Control Plane Responsibilities¶
The Control Plane is the central nervous system of the Factory, responsible for:
Orchestration¶
- Workflow Coordination — Manages multi-step agent workflows (vision → architecture → engineering → QA → DevOps)
- Dependency Management — Ensures steps execute in the correct order and handles dependencies between jobs
- Agent Assignment — Routes tasks to appropriate agents based on capabilities and availability
Scheduling¶
- Job Scheduling — Determines when jobs should execute based on priority, resource availability, and constraints
- Queue Management — Manages job queues, prioritization, and rate limiting
- Resource Allocation — Allocates compute resources to data plane workers based on workload
Run Lifecycle Management¶
- Run Creation — Validates run requests and creates run records
- State Tracking — Tracks run progress through states (Requested → Validated → Queued → Running → Succeeded/Failed/Cancelled)
- Lifecycle Transitions — Manages state transitions and enforces lifecycle rules
Validation and Policy Enforcement¶
- Input Validation — Validates run requests, templates, and configurations before execution
- Policy Enforcement — Enforces security policies, resource quotas, and compliance rules
- Pre-flight Checks — Verifies prerequisites (e.g., Azure DevOps access, template availability)
State Store¶
- Run Metadata — Stores run configuration, status, timestamps, and metadata
- Step Status — Tracks individual job/step status within runs
- Artifact References — Maintains references to generated artifacts (repo URLs, pipeline IDs, etc.)
- History — Retains run history for auditing, debugging, and analytics
Audit Logging¶
- Action Logging — Records all control plane actions (run creation, state changes, policy decisions)

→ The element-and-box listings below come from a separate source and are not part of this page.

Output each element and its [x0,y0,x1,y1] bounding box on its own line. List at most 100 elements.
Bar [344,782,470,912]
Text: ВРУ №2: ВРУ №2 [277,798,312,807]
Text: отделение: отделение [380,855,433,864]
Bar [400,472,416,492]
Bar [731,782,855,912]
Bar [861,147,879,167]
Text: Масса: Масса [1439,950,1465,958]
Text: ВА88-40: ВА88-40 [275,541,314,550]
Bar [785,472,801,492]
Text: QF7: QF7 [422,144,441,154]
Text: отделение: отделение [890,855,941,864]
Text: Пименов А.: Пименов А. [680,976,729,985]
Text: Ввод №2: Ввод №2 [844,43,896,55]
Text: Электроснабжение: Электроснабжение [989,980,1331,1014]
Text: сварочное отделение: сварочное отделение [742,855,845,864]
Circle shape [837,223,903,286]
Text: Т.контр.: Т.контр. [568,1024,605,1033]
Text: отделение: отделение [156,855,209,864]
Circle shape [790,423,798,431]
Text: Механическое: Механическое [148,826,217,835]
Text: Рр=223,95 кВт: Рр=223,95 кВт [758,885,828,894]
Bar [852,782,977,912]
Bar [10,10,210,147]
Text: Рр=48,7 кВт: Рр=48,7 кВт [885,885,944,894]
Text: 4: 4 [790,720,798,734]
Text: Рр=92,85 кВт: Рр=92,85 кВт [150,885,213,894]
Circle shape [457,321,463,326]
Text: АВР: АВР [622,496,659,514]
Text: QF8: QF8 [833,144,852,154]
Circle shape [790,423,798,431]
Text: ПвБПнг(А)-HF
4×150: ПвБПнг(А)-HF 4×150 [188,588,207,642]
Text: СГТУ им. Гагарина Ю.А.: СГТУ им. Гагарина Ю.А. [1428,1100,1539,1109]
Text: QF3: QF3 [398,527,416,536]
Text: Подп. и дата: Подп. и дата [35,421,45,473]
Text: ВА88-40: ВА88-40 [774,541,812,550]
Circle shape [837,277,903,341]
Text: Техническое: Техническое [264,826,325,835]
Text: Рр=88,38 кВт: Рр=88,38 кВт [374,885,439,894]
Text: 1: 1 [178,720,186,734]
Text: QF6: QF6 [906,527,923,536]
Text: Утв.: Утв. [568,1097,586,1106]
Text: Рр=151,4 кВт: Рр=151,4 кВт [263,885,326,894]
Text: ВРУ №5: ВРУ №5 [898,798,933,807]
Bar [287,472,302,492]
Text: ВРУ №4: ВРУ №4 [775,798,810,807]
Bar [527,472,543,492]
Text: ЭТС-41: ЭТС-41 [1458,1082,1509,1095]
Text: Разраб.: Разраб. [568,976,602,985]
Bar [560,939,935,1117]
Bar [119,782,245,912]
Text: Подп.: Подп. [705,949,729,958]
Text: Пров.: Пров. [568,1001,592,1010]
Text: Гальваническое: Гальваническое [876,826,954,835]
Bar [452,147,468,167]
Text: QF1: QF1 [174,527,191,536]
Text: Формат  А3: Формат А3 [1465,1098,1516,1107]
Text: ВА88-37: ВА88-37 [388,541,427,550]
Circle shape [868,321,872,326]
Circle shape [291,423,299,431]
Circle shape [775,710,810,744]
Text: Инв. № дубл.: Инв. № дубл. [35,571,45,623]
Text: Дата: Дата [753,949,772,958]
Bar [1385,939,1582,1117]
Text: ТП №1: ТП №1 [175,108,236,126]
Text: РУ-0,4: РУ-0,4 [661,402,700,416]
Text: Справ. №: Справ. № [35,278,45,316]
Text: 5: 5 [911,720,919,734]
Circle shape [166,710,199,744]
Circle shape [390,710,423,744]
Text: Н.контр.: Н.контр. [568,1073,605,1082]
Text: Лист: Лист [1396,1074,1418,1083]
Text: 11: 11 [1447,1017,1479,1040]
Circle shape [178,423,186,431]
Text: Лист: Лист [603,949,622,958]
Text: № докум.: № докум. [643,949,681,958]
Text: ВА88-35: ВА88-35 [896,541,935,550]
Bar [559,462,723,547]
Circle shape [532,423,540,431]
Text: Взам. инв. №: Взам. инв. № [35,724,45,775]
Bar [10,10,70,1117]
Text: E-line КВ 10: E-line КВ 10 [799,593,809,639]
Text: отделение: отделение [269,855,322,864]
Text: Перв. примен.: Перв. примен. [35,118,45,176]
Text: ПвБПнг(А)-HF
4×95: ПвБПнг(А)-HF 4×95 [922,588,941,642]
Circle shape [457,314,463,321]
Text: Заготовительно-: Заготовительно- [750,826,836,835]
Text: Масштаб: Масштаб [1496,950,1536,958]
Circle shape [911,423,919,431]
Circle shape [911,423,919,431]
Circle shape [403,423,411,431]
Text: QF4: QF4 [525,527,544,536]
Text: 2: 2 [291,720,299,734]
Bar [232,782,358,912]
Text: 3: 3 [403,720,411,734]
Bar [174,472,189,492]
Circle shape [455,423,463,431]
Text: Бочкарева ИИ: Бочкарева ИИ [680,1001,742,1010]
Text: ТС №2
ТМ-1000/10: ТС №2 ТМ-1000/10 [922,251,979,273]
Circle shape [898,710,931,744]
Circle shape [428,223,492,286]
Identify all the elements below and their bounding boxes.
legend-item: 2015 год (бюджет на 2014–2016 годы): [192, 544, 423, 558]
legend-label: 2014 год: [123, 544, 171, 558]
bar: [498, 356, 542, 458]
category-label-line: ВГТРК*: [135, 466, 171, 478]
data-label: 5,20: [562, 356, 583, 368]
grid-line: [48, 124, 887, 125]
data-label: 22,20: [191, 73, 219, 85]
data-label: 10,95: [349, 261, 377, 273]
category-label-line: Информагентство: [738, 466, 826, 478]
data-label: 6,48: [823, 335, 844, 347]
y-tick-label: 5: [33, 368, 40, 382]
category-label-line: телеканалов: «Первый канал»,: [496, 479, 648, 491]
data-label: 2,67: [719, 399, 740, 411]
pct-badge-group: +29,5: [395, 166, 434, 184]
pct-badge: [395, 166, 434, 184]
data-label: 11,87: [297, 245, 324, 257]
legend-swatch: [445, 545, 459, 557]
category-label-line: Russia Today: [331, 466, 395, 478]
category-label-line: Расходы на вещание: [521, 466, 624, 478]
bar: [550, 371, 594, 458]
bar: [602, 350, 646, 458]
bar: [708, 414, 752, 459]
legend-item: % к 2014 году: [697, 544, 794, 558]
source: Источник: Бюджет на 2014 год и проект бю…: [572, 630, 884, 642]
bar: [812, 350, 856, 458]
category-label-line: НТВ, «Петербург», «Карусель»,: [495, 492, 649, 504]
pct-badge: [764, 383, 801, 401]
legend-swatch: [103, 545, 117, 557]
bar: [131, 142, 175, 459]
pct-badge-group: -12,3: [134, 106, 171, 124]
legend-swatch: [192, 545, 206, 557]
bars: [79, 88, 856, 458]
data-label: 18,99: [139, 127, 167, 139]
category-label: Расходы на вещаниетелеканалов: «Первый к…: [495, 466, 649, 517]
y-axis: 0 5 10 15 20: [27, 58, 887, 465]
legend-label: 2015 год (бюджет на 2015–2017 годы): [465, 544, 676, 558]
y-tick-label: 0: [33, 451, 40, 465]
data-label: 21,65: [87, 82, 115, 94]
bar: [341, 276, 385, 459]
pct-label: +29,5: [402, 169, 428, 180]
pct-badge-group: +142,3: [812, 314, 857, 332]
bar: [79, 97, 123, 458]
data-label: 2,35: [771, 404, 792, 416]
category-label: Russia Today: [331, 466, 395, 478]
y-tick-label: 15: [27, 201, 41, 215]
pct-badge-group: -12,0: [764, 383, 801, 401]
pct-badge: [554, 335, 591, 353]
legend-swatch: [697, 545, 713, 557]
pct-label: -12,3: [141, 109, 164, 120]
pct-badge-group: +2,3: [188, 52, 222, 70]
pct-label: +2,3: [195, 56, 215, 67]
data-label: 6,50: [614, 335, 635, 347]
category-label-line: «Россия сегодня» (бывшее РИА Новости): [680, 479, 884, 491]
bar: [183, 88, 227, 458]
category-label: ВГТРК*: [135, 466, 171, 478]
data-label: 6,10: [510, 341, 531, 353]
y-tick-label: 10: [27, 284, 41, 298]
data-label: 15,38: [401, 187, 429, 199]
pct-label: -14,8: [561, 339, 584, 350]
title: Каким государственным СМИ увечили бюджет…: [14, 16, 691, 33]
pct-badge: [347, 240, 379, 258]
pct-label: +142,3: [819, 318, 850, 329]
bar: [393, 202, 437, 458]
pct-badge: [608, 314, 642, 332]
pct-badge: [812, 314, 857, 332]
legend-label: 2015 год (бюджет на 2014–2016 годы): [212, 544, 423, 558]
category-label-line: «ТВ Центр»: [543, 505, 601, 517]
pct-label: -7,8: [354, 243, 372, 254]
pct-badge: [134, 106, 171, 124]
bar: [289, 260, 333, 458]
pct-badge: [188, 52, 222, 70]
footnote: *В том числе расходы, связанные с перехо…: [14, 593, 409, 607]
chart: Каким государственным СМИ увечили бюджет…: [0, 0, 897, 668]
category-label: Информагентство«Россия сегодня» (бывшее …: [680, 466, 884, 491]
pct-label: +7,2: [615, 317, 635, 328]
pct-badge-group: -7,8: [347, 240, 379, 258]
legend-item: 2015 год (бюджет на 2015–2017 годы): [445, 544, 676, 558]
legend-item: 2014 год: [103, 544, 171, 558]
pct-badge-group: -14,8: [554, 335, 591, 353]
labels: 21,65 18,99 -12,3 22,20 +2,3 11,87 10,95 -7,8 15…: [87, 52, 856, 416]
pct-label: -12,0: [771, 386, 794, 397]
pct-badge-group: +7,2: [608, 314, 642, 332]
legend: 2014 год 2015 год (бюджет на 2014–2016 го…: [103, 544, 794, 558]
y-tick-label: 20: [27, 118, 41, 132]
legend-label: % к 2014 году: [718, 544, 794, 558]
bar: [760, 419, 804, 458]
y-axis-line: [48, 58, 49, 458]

- Compliance — Provides audit trails for compliance and governance
- Traceability — Links all actions to users, projects, and trace IDs
API Surface¶
- REST API — Exposes REST endpoints for run management, status queries, and configuration
- GraphQL API — Provides flexible querying for complex data requirements
- gRPC API — High-performance API for internal service-to-service communication
- WebSocket — Real-time updates for run status and progress
Data Plane Responsibilities¶
The Data Plane is responsible for executing work units that produce artifacts:
Repository Generation¶
- Git Repository Creation — Creates repositories in Azure DevOps or GitHub
- Code Generation — Generates code files, tests, and documentation
- Commit Management — Creates commits, branches, and pull requests
- Template Application — Applies templates and overlays to generate codebases
Pipeline Generation¶
- CI/CD Pipeline Creation — Generates Azure DevOps pipelines or GitHub Actions workflows
- Infrastructure-as-Code — Generates Bicep, Terraform, or Pulumi scripts
- Deployment Configurations — Creates Kubernetes manifests, Helm charts, and deployment configs
SaaS Scaffolding¶
- Microservice Generation — Scaffolds complete microservices with Clean Architecture structure
- Library Generation — Creates reusable libraries following ConnectSoft patterns
- Frontend Generation — Generates frontend applications and components
- Documentation Generation — Creates ADRs, runbooks, API documentation, and architecture diagrams
External System Integration¶
- Azure DevOps Integration — Creates repos, work items, pipelines, and artifacts
- Git Provider Integration — Interacts with GitHub, GitLab, or other Git providers
- Cloud Service Integration — Provisions and configures Azure resources (Key Vault, Service Bus, etc.)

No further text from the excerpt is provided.